I’ve always found that the best way to approach a posture like this is is to practice logically, systematically and with consistency. Supporting this theory, Simon Borg Olivier notes that, “If you want to develop a yoga practice that will support a functional activity, you must chose special yoga postures that most resemble the activity of your preference” (Borg-Olivier,350). In this context, that means that if we are to define the “functional activity” as the practice of kapotasana, any systematic approach that we undertake must utilize stretches that approximate the range of motion requirements necessary to accomplish the full expression of kapotasana itself.
By this reasoning, since the full expression of kapotasana requires a high degree of openness in the hip flexors, rectus abodminus, and pectoral muscles, any sequence that incorporates poses that address tightness or weakness in these areas will be very helpful if we wish to eventually experience deeper expressions of the full posture.
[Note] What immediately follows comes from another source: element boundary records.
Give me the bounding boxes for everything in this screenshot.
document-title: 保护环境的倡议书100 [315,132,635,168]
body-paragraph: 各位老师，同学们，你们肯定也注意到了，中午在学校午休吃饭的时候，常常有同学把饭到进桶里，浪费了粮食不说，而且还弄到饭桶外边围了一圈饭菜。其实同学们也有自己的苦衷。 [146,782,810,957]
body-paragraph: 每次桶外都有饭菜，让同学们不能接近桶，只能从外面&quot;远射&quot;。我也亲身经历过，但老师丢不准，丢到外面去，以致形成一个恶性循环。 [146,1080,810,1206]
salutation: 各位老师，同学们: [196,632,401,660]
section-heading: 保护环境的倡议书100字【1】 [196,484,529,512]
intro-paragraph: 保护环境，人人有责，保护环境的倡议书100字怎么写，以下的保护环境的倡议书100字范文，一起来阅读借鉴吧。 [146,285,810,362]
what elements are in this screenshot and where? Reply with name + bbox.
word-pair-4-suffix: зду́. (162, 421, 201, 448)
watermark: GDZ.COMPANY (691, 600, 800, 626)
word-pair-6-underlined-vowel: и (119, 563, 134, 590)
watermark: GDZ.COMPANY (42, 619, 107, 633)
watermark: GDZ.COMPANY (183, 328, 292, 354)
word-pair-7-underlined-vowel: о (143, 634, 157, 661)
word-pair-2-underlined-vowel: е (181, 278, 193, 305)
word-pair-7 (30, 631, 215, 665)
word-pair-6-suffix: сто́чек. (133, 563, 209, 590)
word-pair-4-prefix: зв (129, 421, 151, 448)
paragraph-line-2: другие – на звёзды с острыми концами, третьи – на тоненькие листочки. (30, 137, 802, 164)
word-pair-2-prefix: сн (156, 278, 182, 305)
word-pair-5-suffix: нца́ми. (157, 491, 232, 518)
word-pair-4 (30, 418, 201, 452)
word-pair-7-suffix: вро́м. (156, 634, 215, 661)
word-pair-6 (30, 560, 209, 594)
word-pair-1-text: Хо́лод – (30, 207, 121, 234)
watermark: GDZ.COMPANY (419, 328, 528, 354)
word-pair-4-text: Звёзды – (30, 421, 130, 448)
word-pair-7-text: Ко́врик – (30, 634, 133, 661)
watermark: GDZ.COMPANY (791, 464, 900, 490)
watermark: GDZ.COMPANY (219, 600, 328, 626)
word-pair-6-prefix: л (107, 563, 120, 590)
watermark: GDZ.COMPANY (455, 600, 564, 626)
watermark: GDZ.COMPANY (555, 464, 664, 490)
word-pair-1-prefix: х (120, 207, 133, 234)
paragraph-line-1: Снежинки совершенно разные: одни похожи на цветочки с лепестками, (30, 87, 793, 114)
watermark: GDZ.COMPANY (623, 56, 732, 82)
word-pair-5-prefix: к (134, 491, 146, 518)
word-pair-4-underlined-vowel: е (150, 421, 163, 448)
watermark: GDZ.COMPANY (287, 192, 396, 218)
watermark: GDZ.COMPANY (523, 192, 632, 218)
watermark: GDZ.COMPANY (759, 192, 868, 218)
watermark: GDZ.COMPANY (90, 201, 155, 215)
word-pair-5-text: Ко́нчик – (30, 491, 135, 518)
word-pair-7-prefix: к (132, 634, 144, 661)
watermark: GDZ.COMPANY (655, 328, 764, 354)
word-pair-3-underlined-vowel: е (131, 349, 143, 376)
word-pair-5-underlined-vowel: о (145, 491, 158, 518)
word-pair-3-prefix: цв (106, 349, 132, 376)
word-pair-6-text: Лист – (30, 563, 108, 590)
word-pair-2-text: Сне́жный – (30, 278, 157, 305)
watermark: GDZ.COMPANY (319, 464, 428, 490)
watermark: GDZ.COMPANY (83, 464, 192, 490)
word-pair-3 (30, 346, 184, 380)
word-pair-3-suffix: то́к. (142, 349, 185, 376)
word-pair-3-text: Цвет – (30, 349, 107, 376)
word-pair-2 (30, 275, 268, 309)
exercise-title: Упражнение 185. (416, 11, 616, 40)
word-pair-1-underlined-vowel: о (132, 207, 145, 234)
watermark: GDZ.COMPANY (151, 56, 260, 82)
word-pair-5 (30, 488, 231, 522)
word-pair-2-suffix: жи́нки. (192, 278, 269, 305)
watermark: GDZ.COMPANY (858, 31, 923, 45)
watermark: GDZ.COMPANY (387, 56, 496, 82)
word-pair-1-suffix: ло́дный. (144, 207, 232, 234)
Then, according to Olivier since “the physical effort or force you exert upon a tissue will stimulate or provoke a change in that tissue which will be directed by your effort… [you will] achieve the results you are working towards.” (Borg-Olivier, 350).
The following sequence of postures is designed to help you systematically develop range of motion gains in kapotasana through a combination of lunging/quadricep opening postures, back strengthening exercises and postural variations such as eka pada raja kapotasana, (king pigeon pose) which very closely resemble the same range of motion requirements that are found in the final form of kapotasana. Twists are included in the middle in order to give the body time to rest between backbending sets.
To practice this sequence, work from left to right downward through the chart. For optimal effect, practice this sequence on Monday, Wednesday and Friday for the next three weeks.